2008-10-18 07:32 AM
I have a FAS3020 with 1Tb volume used as storage for an application that generates millions of small files - 30-40k each.
We have been getting an error message saying files are too large which we assume to mean there are too many.
We have increased to maximum number of files allowed as the volume is not full.
1. How does ONTAP calculate the max number of files for a given volume size?
2. How many files can be added per volume above the default setting before you start to see an impact on performance?
3. How does having so many files affect performance when trying to do a backup?
4. Is there a best practice for data set containing millions of small files?
Solved! SEE THE SOLUTION
2008-10-18 12:07 PM
Q. How does ONTAP calculate the max number of files for a given volume size?
A. By default, the volume will get 1 inode per every 32KB of disk space and the # of files that a volume can hold get arrived at using that number. The maximum number of inodes is limited to one inode per one block in the filesystem. (which is 1 inode per every 4KB). It is generally recommended to NOT go that low.
Q. How many files can be added per volume above the default setting before you start to see an impact on performance?
A. I do not know if there has been any study that was done to measure the file system performance w.r.t to the number of files. Also note that the performance of a volume is not only dependent upon the # of files the volume has but also on the structure of the files. For example, you'll get a lot better performance if you distribute your files across multiple directories at the same level, as opposed to having all of them in 1 directory.

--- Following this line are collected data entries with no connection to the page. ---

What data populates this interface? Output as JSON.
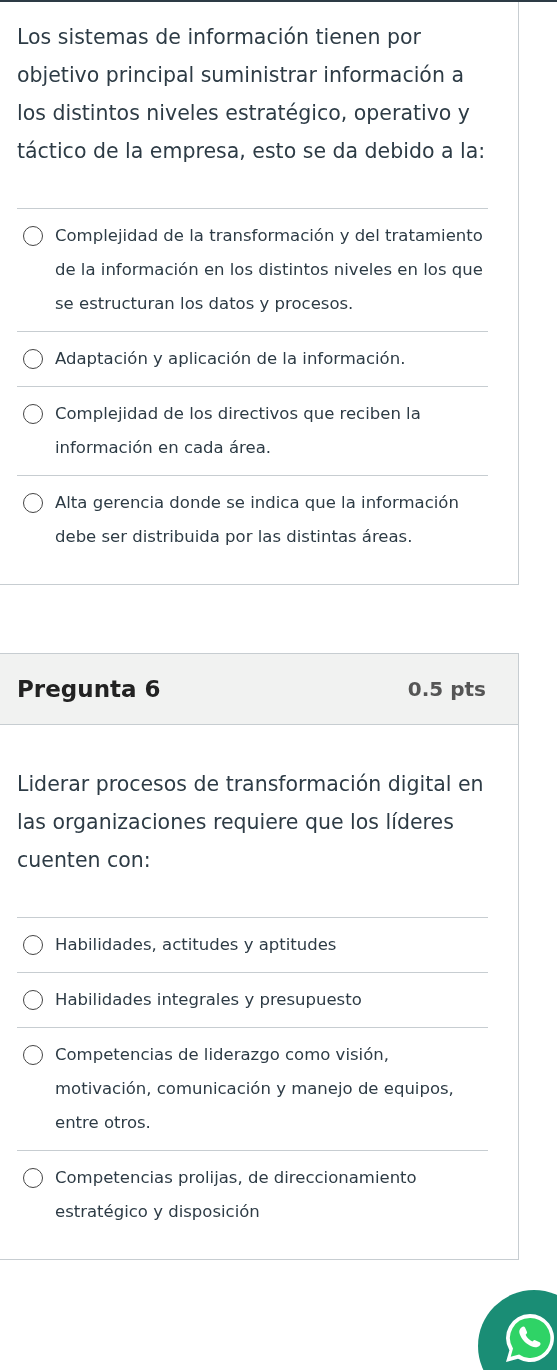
{
  "questions": [
    {
      "text": "Los sistemas de información tienen por objetivo principal suministrar información a los distintos niveles estratégico, operativo y táctico de la empresa, esto se da debido a la:",
      "answers": [
        {
          "text": "Complejidad de la transformación y del tratamiento de la información en los distintos niveles en los que se estructuran los datos y procesos.",
          "selected": false
        },
        {
          "text": "Adaptación y aplicación de la información.",
          "selected": false
        },
        {
          "text": "Complejidad de los directivos que reciben la información en cada área.",
          "selected": false
        },
        {
          "text": "Alta gerencia donde se indica que la información debe ser distribuida por las distintas áreas.",
          "selected": false
        }
      ]
    },
    {
      "title": "Pregunta 6",
      "points": "0.5 pts",
      "text": "Liderar procesos de transformación digital en las organizaciones requiere que los líderes cuenten con:",
      "answers": [
        {
          "text": "Habilidades, actitudes y aptitudes",
          "selected": false
        },
        {
          "text": "Habilidades integrales y presupuesto",
          "selected": false
        },
        {
          "text": "Competencias de liderazgo como visión, motivación, comunicación y manejo de equipos, entre otros.",
          "selected": false
        },
        {
          "text": "Competencias prolijas, de direccionamiento estratégico y disposición",
          "selected": false
        }
      ]
    }
  ]
}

Q. How does having so many files affect performance when trying to do a backup?
A. Very negatively. Your backup software will spend a LOT of time getting the file list and then actually doing the backup. Kick off a backup and examine the time difference between the time when it starts reading the file system and the time when it actually starts reading any bytes from the file system... that will tell you the story.
Q. Is there a best practice for data set containing millions of small files?
A. I would try to organize the files in such a way that you have files distrubuted among multiple directories. Also, try not to have too deep of a directory structure.
Some other reading
2008-10-20 01:49 AM
I agree with everything which has been said and would also like to add that our backup application "HPData Protector" has a limit of 20,000,000 files per backup job. We found this out the 'hard way' once we were no longer able to backup the volume.